Ora sentite questa: «Il fatto non è punibile se le falsità o le omissioni non hanno determinato una alterazione sensibile della rappresentazione della situazione economica, patrimoniale o finanziaria della società o del gruppo al quale essa appartiene. La punibilità è comunque esclusa se le falsità o le omissioni determinano una variazione del risultato economico di esercizio, al lordo delle imposte, non superiore al 5% o una variazione del patrimonio netto non superiore all’1%». Qualcuno dirà: è lo stesso testo di prima, con un paio di paroline cambiate. Risposta sbagliata:è il comma 3 dell’emendamento presentato dal governo il 7 gennaio al ddl anticorruzione che la Camera discute da 680 giorni.Lo presentò Piero Grasso al suo primo giorno in Senato, il 15 marzo 2013, prim’ancora di diventarne presidente, e da allora emendato, manipolato, stravolto fino a diventare irriconoscibile. Su un punto però Pd e governo Renzi, incalzati da Sel e M5S, avevano tenuto duro dinanzi alle pressioni di FI e Ncd: la cancellazione della legge Berlusconi sul falso in bilancio che - pur mantenendo formalmente, almeno in parte, il reato - lo rese praticamente impunibile con tre trucchi: pene abbassate (intercettazioni e manette impossibili e prescrizione dimezzata); perseguibilità a querela di parte (dell’azionista o del creditore) per le società non quotate (quasi tutte); e soglie di non punibilità talmente alte da farvi rientrare quasi tutti i falsi. Così, per 13 anni, non s’è più visto un processo e quelli aperti sono finiti in fumo (fra cui i cinque a carico di Berlusconi).
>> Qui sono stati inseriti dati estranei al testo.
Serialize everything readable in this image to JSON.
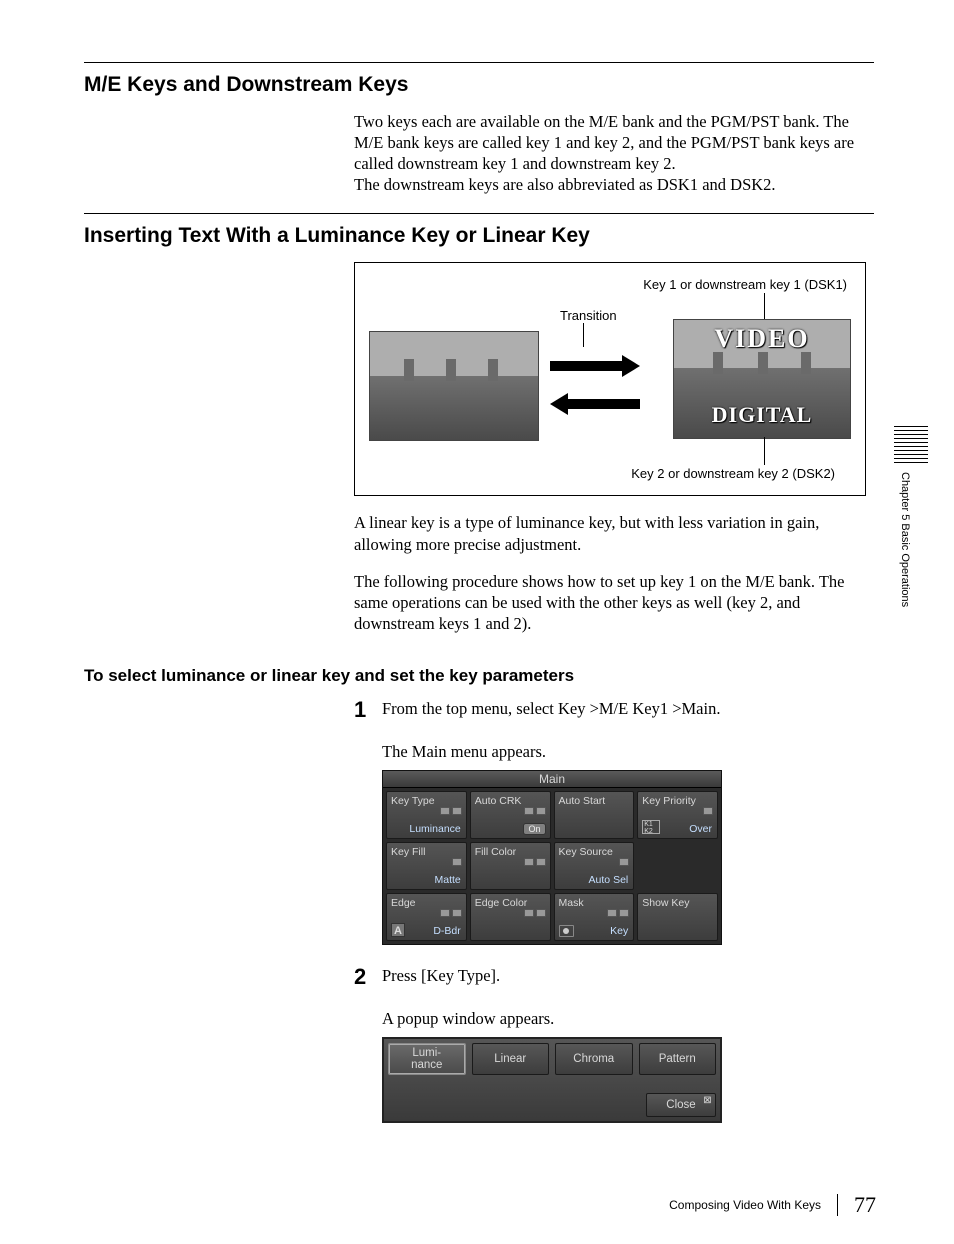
{
  "sidebar": {
    "chapter_text": "Chapter 5   Basic Operations"
  },
  "section1": {
    "title": "M/E Keys and Downstream Keys",
    "p1": "Two keys each are available on the M/E bank and the PGM/PST bank. The M/E bank keys are called key 1 and key 2, and the PGM/PST bank keys are called downstream key 1 and downstream key 2.",
    "p2": "The downstream keys are also abbreviated as DSK1 and DSK2."
  },
  "section2": {
    "title": "Inserting Text With a Luminance Key or Linear Key",
    "diagram": {
      "label_top": "Key 1 or downstream key 1 (DSK1)",
      "label_transition": "Transition",
      "label_bottom": "Key 2 or downstream key 2 (DSK2)",
      "overlay_top": "VIDEO",
      "overlay_bottom": "DIGITAL"
    },
    "p1": "A linear key is a type of luminance key, but with less variation in gain, allowing more precise adjustment.",
    "p2": "The following procedure shows how to set up key 1 on the M/E bank. The same operations can be used with the other keys as well (key 2, and downstream keys 1 and 2).",
    "sub_title": "To select luminance or linear key and set the key parameters",
    "step1": {
      "num": "1",
      "text": "From the top menu, select Key >M/E Key1 >Main.",
      "note": "The Main menu appears."
    },
    "step2": {
      "num": "2",
      "text": "Press [Key Type].",
      "note": "A popup window appears."
    }
  },
  "ui_main": {
    "title": "Main",
    "cells": {
      "key_type": {
        "label": "Key Type",
        "value": "Luminance"
      },
      "auto_crk": {
        "label": "Auto CRK",
        "value": "On"
      },
      "auto_start": {
        "label": "Auto Start",
        "value": ""
      },
      "key_priority": {
        "label": "Key Priority",
        "value": "Over"
      },
      "key_fill": {
        "label": "Key Fill",
        "value": "Matte"
      },
      "fill_color": {
        "label": "Fill Color",
        "value": ""
      },
      "key_source": {
        "label": "Key Source",
        "value": "Auto Sel"
      },
      "edge": {
        "label": "Edge",
        "value": "D-Bdr"
      },
      "edge_color": {
        "label": "Edge Color",
        "value": ""
      },
      "mask": {
        "label": "Mask",
        "value": "Key"
      },
      "show_key": {
        "label": "Show Key",
        "value": ""
      }
    }
  },
  "ui_popup": {
    "buttons": {
      "luminance": "Lumi-\nnance",
      "linear": "Linear",
      "chroma": "Chroma",
      "pattern": "Pattern"
    },
    "close": "Close"
  },
  "footer": {
    "section": "Composing Video With Keys",
    "page": "77"
  }
}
Ora che fa il governo Renzi, dopo aver annunciato la rottamazione di quella vergogna? Alza un po’ le pene, ma mantiene in vita gli altri due trucchi, così sotto processo continuerà a non finirci nessuno. Il delitto, escluse le poche società quotate, resta perseguibile solo se il socio o il creditore sporge querela. Il che, come disse nel 2002 il giudice Davigo, «equivale a prevedere che il furto è perseguibile solo su querela del ladro». Il socio di maggioranza di solito è il mandante del falso, dunque è improbabile che si denunci da solo, mentre gli altri sono all’oscuro di tutto; e il creditore come fa a sapere che il bilancio è falso? Anche le soglie di impunità sopravvivono, vedi il succitato comma 3 dell’emendamento governativo: più guadagni,più puoi taroccare. Come per il megacondono fiscale regalato a Natale da Renzi a chi evade o froda sotto il 3% dell’imponibile.

Solo che stavolta non c’è bisogno di cercare la “manina”: il ministro Orlando s’è assunto con un certo orgoglio la paternità del capolavoro, peraltro copiato paro paro dalla legge Berlusconi che quella nuova doveva cancellare (altrimenti perchè farla?). E nessuno, a parte i soliti Casson, Civati e 5Stelle, ha alzato un sopracciglio. Si spera almeno che il governo ci risparmi la scusa usata per le soglie fiscali: quella di sanare i piccoli errori in buona fede. Il 5% del risultato d’esercizio per i grandi gruppi corrisponde a decine di milioni. E ancora di più l’1% del patrimonio netto, che assomma beni immobili e immateriali, utili, partecipazioni, ammortamenti, magazzini. Cifre da capogiro. Un anno fa, uscendo dal Nazareno dopo il patto col Caimano, Renzi annunciò «profonda sintonia», ma solo sulla legge elettorale e sul nuovo Senato. Pare impossibile, ma c’è ancora qualcuno che se la beve.